From Democracy in America by Alexis de Tocqueville, 1835-1840:

“Political parties in the United States, like political parties everywhere, feel a need to rally around an individual in order to communicate ore effectively with the masses. Thus they generally use the name of the presidential candidate as a symbol: they make him the personification of their theories. Hence the parties have a great interest in winning presidential elections, not so much in order to secure the president’s aid in achieving the triumph of their doctrines as to demonstrate by electing him that those doctrines enjoy the support of the majority.

“Long before the appointed date arrives, the election becomes everyone’s major, not to say sole, preoccupation. The ardor of the various factions intensifies, and whatever artificial passions the imagination can create in a happy and tranquil country make their presence felt.

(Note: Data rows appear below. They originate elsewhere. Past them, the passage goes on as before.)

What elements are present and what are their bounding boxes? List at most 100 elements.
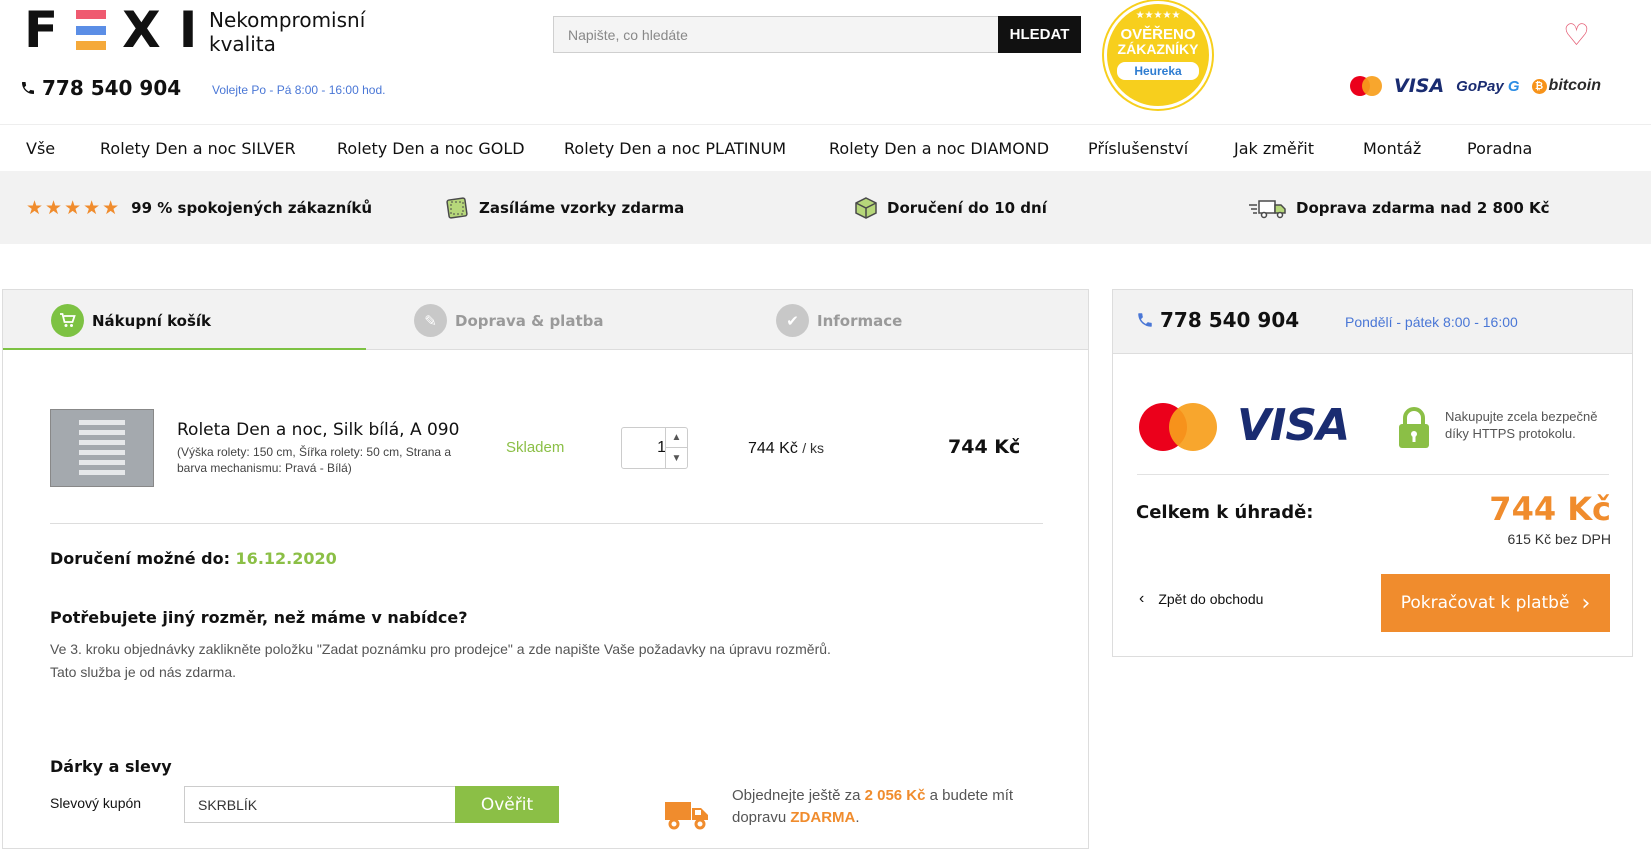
step-info[interactable]: ✔ Informace	[776, 304, 902, 337]
unit-price-value: 744 Kč	[748, 440, 798, 457]
summary-phone[interactable]: 778 540 904	[1136, 308, 1299, 332]
back-to-shop-label: Zpět do obchodu	[1158, 591, 1264, 607]
custom-size-line1: Ve 3. kroku objednávky zaklikněte položk…	[50, 641, 831, 657]
gopay-g: G	[1507, 77, 1520, 95]
badge-stars-icon: ★★★★★	[1135, 10, 1181, 21]
custom-size-title: Potřebujete jiný rozměr, než máme v nabí…	[50, 608, 468, 627]
blind-slat	[79, 470, 125, 475]
tagline-line1: Nekompromisní	[209, 8, 366, 32]
bitcoin-icon: ₿	[1531, 78, 1547, 94]
payment-logos: VISA GoPay G ₿ bitcoin	[1350, 75, 1601, 97]
continue-to-payment-button[interactable]: Pokračovat k platbě ›	[1381, 574, 1610, 632]
quantity-stepper[interactable]: 1 ▲ ▼	[621, 427, 688, 469]
cart-panel: Nákupní košík ✎ Doprava & platba ✔ Infor…	[2, 289, 1089, 849]
nav-item-gold[interactable]: Rolety Den a noc GOLD	[337, 139, 525, 158]
secure-text: Nakupujte zcela bezpečně díky HTTPS prot…	[1445, 409, 1598, 441]
unit-price-unit: / ks	[802, 440, 825, 456]
nav-item-poradna[interactable]: Poradna	[1467, 139, 1532, 158]
logo-letter-e	[76, 10, 107, 50]
samples-icon	[446, 196, 468, 219]
back-to-shop-link[interactable]: ‹ Zpět do obchodu	[1139, 590, 1263, 608]
search-button[interactable]: HLEDAT	[998, 16, 1081, 53]
line-total: 744 Kč	[948, 436, 1021, 458]
custom-size-line2: Tato služba je od nás zdarma.	[50, 664, 236, 680]
usp-satisfied-text: 99 % spokojených zákazníků	[131, 198, 373, 217]
fast-truck-icon	[1249, 199, 1286, 218]
blind-slat	[79, 450, 125, 455]
delivery-date: 16.12.2020	[235, 549, 337, 568]
total-label: Celkem k úhradě:	[1136, 502, 1314, 523]
total-value: 744 Kč	[1489, 490, 1611, 528]
product-name[interactable]: Roleta Den a noc, Silk bílá, A 090	[177, 420, 459, 440]
delivery-estimate: Doručení možné do: 16.12.2020	[50, 549, 337, 568]
delivery-label: Doručení možné do:	[50, 549, 230, 568]
delivery-truck-icon	[665, 802, 708, 830]
usp-samples-text: Zasíláme vzorky zdarma	[479, 198, 685, 217]
usp-satisfied: ★★★★★ 99 % spokojených zákazníků	[26, 171, 372, 244]
product-image[interactable]	[50, 409, 154, 487]
quantity-down-icon[interactable]: ▼	[665, 448, 687, 468]
phone-icon	[1138, 313, 1152, 327]
free-ship-end: .	[855, 809, 860, 826]
nav-item-jak-zmerit[interactable]: Jak změřit	[1234, 139, 1314, 158]
step-shipping[interactable]: ✎ Doprava & platba	[414, 304, 603, 337]
summary-phone-number: 778 540 904	[1160, 308, 1300, 332]
check-icon: ✔	[776, 304, 809, 337]
gopay-logo: GoPay G	[1456, 78, 1519, 95]
fexi-logo[interactable]: F X I	[24, 1, 200, 59]
verify-coupon-button[interactable]: Ověřit	[455, 786, 559, 823]
step-shipping-label: Doprava & platba	[455, 311, 604, 330]
custom-size-text: Ve 3. kroku objednávky zaklikněte položk…	[50, 638, 831, 684]
free-ship-amount: 2 056 Kč	[864, 787, 926, 804]
nav-item-diamond[interactable]: Rolety Den a noc DIAMOND	[829, 139, 1049, 158]
active-step-indicator	[3, 348, 366, 350]
package-icon	[855, 196, 877, 219]
checkout-steps: Nákupní košík ✎ Doprava & platba ✔ Infor…	[3, 290, 1088, 350]
blind-slat	[79, 430, 125, 435]
phone-icon	[22, 82, 34, 94]
blind-slat	[79, 420, 125, 425]
lock-icon	[1399, 407, 1429, 448]
quantity-up-icon[interactable]: ▲	[665, 428, 687, 448]
nav-item-montaz[interactable]: Montáž	[1363, 139, 1421, 158]
quantity-value[interactable]: 1	[626, 428, 666, 468]
step-cart-label: Nákupní košík	[92, 311, 212, 330]
logo-letter-x: X	[122, 1, 163, 59]
blind-slat	[79, 460, 125, 465]
cart-icon	[51, 304, 84, 337]
rating-stars-icon: ★★★★★	[26, 196, 122, 219]
summary-header: 778 540 904 Pondělí - pátek 8:00 - 16:00	[1113, 290, 1632, 354]
header-phone-number: 778 540 904	[42, 76, 182, 100]
free-ship-free: ZDARMA	[790, 809, 856, 826]
tagline: Nekompromisní kvalita	[209, 8, 365, 56]
gifts-title: Dárky a slevy	[50, 757, 172, 776]
nav-item-prislusenstvi[interactable]: Příslušenství	[1088, 139, 1188, 158]
search-input[interactable]: Napište, co hledáte	[553, 16, 999, 53]
usp-bar: ★★★★★ 99 % spokojených zákazníků Zasílám…	[0, 171, 1651, 244]
logo-letter-i: I	[178, 1, 200, 59]
continue-button-label: Pokračovat k platbě	[1400, 593, 1570, 613]
wishlist-heart-icon[interactable]: ♡	[1563, 18, 1590, 53]
nav-item-platinum[interactable]: Rolety Den a noc PLATINUM	[564, 139, 786, 158]
logo-letter-f: F	[24, 1, 61, 59]
badge-line2: ZÁKAZNÍKY	[1117, 41, 1199, 57]
bitcoin-logo: ₿ bitcoin	[1531, 77, 1601, 95]
coupon-input[interactable]: SKRBLÍK	[184, 786, 456, 823]
coupon-label: Slevový kupón	[50, 795, 142, 811]
main-nav: Vše Rolety Den a noc SILVER Rolety Den a…	[0, 124, 1651, 171]
order-summary: 778 540 904 Pondělí - pátek 8:00 - 16:00…	[1112, 289, 1633, 657]
usp-free-shipping-text: Doprava zdarma nad 2 800 Kč	[1296, 198, 1550, 217]
heureka-badge[interactable]: ★★★★★ OVĚŘENO ZÁKAZNÍKY Heureka	[1104, 1, 1212, 109]
usp-delivery-text: Doručení do 10 dní	[887, 198, 1047, 217]
step-cart[interactable]: Nákupní košík	[51, 304, 211, 337]
header-phone[interactable]: 778 540 904	[20, 76, 181, 100]
mastercard-icon	[1350, 76, 1382, 96]
nav-item-vse[interactable]: Vše	[26, 139, 55, 158]
usp-delivery: Doručení do 10 dní	[855, 171, 1047, 244]
usp-free-shipping: Doprava zdarma nad 2 800 Kč	[1248, 171, 1550, 244]
bitcoin-text: bitcoin	[1548, 77, 1601, 94]
header-hours: Volejte Po - Pá 8:00 - 16:00 hod.	[212, 83, 386, 97]
visa-logo: VISA	[1237, 400, 1350, 451]
nav-item-silver[interactable]: Rolety Den a noc SILVER	[100, 139, 296, 158]
free-shipping-notice: Objednejte ještě za 2 056 Kč a budete mí…	[732, 785, 1052, 829]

“The president, for his part, is consumed by the need to defend his record. He no longer governs in the interest of the state but rather in the interest of his reelection. He prostrates himself before the majority, and often, rather than resist its passions as his duty requires, he courts favor by catering to its whims.

“As the election draws near, intrigues intensify, and agitation increases and spreads. The citizens divide into several camps, each behind its candidate. A fever grips the entire nation. The election becomes the daily grist of the public papers, the subject of private conversations, the aim of all activity, the object of all thought, the sole interest of the moment.

“Immediately after fortune renders its verdict, of course, this ardor dissipates, calm is restored, and the river, having briefly overflowed its banks, returns peacefully to its bed. But is it not astonishing that such a storm could have arisen?”